La tercera noche se hizo presente, primero lo invadió un silencio irreal, era como si no existiera y se encontrara en medio de un vacio desprovisto de toda inercia. En las primeras horas no pasó nada, mas que la presencia de aquel sentimiento frío y de vacío que lo acompañaba. Caminó por la habitación sintiendo como si sus pies anduvieran por el aire, mientras sostenía en su mano una copa de vino tinto. Intentó distraer su mente para no sentirse más aterrorizado, buscó algo con que entretenerse y fue, en esa búsqueda, que se percató de algo que antes no le había dado importancia. Aquel cuadro que había contemplado antes, que bien conocía de aquel famoso pintor renacentista. Su original era un mural y ahora podía ver una copia más pequeña delante de sus ojos, y era hermosa. Reconocía a las trece personalidades retratadas alrededor de una mesa. Obra famosísima, considerada por muchos, la mejor del mundo. En esa contemplación se dio cuenta que el recuadro de polvo sobre la pared no coincidía con el marco de la pintura, esa era una señal que el cuadro había sido removido en los últimos días, así que con cuidado descolgó el cuadro, mientras hacía equilibrio con la copa de vino en su otra mano. Lo giró para sorprenderse al ver una tercera nota enganchada en el dorso de la pintura, la tomó con cuidado y volvió el cuadro a su lugar. Desdobló la hoja de papel con extrema lentitud, como si de esa manera pudiera posponer su lectura, pero no pudo retrasarlo más que unos segundos, ya que de igual manera tuvo que leerlo.       

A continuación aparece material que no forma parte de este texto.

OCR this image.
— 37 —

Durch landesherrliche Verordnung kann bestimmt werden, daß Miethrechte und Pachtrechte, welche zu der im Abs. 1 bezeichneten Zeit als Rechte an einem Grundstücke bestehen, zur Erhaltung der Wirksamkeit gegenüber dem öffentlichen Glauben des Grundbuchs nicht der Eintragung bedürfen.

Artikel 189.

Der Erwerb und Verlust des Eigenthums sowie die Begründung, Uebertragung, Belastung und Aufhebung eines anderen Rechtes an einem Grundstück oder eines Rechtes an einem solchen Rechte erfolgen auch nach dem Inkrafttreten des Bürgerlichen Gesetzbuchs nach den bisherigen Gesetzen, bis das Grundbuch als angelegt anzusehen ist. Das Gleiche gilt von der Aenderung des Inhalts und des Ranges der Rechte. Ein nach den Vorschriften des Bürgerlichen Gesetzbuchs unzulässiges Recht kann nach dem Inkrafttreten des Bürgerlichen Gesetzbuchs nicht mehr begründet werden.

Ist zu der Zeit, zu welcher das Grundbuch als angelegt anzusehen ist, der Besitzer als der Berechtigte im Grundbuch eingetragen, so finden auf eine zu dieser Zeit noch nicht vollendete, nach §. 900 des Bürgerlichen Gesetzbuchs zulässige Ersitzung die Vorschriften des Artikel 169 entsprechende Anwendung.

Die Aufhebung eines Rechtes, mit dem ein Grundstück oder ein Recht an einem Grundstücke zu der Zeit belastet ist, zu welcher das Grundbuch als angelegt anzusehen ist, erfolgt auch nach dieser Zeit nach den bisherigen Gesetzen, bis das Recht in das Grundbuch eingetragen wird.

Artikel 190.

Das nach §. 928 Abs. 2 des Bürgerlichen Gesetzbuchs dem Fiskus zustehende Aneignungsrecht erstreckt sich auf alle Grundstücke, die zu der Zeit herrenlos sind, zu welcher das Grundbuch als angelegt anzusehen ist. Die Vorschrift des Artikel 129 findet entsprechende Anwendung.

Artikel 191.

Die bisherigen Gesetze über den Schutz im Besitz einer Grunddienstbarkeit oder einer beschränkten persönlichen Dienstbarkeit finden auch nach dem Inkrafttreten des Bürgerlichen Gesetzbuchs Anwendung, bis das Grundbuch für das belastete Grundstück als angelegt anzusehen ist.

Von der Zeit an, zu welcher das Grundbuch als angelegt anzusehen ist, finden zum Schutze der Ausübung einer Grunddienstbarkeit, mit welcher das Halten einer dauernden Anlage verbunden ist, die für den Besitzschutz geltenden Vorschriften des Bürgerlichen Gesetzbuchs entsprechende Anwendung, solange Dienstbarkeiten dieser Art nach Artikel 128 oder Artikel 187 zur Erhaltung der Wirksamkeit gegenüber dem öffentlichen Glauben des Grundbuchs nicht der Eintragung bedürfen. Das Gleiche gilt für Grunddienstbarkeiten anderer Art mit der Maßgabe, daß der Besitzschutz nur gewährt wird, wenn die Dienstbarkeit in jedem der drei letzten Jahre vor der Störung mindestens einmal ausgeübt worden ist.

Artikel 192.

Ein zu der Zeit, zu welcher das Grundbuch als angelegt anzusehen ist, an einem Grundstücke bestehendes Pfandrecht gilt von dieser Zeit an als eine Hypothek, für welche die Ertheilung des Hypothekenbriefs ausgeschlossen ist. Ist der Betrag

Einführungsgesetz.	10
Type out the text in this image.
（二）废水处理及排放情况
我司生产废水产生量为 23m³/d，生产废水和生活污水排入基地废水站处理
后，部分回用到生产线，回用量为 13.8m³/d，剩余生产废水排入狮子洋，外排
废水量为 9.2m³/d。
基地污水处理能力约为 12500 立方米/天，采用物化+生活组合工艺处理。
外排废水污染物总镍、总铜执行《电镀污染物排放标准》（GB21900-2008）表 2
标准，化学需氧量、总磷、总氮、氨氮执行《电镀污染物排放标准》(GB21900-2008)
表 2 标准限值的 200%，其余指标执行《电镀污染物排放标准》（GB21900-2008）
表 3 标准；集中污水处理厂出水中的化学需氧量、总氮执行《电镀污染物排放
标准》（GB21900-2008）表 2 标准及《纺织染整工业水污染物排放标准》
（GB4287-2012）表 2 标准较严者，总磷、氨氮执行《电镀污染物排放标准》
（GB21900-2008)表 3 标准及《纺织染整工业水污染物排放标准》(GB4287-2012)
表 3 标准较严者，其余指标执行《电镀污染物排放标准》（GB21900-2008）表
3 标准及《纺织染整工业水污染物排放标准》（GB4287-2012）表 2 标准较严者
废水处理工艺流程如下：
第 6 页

“Es la última noche, estoy seguro. El hombre invisible volvió, y esta vez viene por mí. No importa lo que haga, no hay escapatoria, no hay salvación”, leyó en silencio, mientras podía sentir como el terror y el pánico se apoderaba de su persona. Ante la sensación de angustia la copa de vino se resbaló de sus dedos, manchando la moqueta de madera con su jugo tinto. Corrió sin detenerse, con la respiración acortada, en dirección a la puerta, pero no llegó a acercarse a ella, porque esta misma se abrió por sí sola en un fuerte movimiento de violencia, descargando sobre la sala una tormenta de frío lúgubre y fuego azufrero. Una presencia invisible, pero no por eso sin fuerza se sintió en toda la sala, y atacó su cuerpo con un impulso de violencia. Todo en el dolía, seguir viviendo era insoportable, su cuerpo por momentos se convulsionaba a causa del terror, seguido por millares de espasmos dolorosos e incontrolables que aquejaban todo lo que era en él. Entonces sintió como el azufre y el hielo lo destruían desde dentro hacía fuera.                    
Al día siguiente el comisario viajó en su automóvil tarareando una canción algo infantil durante todo el viaje. Estacionó frente al faro y bajó del carro paralizándose un segundo al sentir un frío parecido a la muerte, pero no le dio importancia, ya que creyó que podría ser alguna corriente proveniente del mar cercano. Caminó subiendo la montaña de arena y esquivando los árboles que se interponían en su camino hasta llegar al faro. El comisario se extrañó al encontrar la puerta abierta de par en par, pero no reparó mucho en eso, sino que decidió entrar sin detenerse mucho tiempo, ya que ansiaba volver a la ciudad.  
— ¡Detective!, vine a buscarlo, ¡Ya es el tercer día!, vine a buscarlo como prometí.
El comisario al no recibir respuesta alguna volvió a insistir — ¿Detective? — pero no obtuvo más que silencio. Revisó en todas las habitaciones, incluso caminó por la playa, pero no lo encontró por ningún lado. Sólo estaba el sombrero del detective sobre una silla, su saco colgado en el perchero junto a la habitación y una copa de vino tinto desparramada sobre el piso, debajo de una pintura. Se giró y buscó con sus ojos varias veces, pero el detective no estaba por ningún lado, había desaparecido.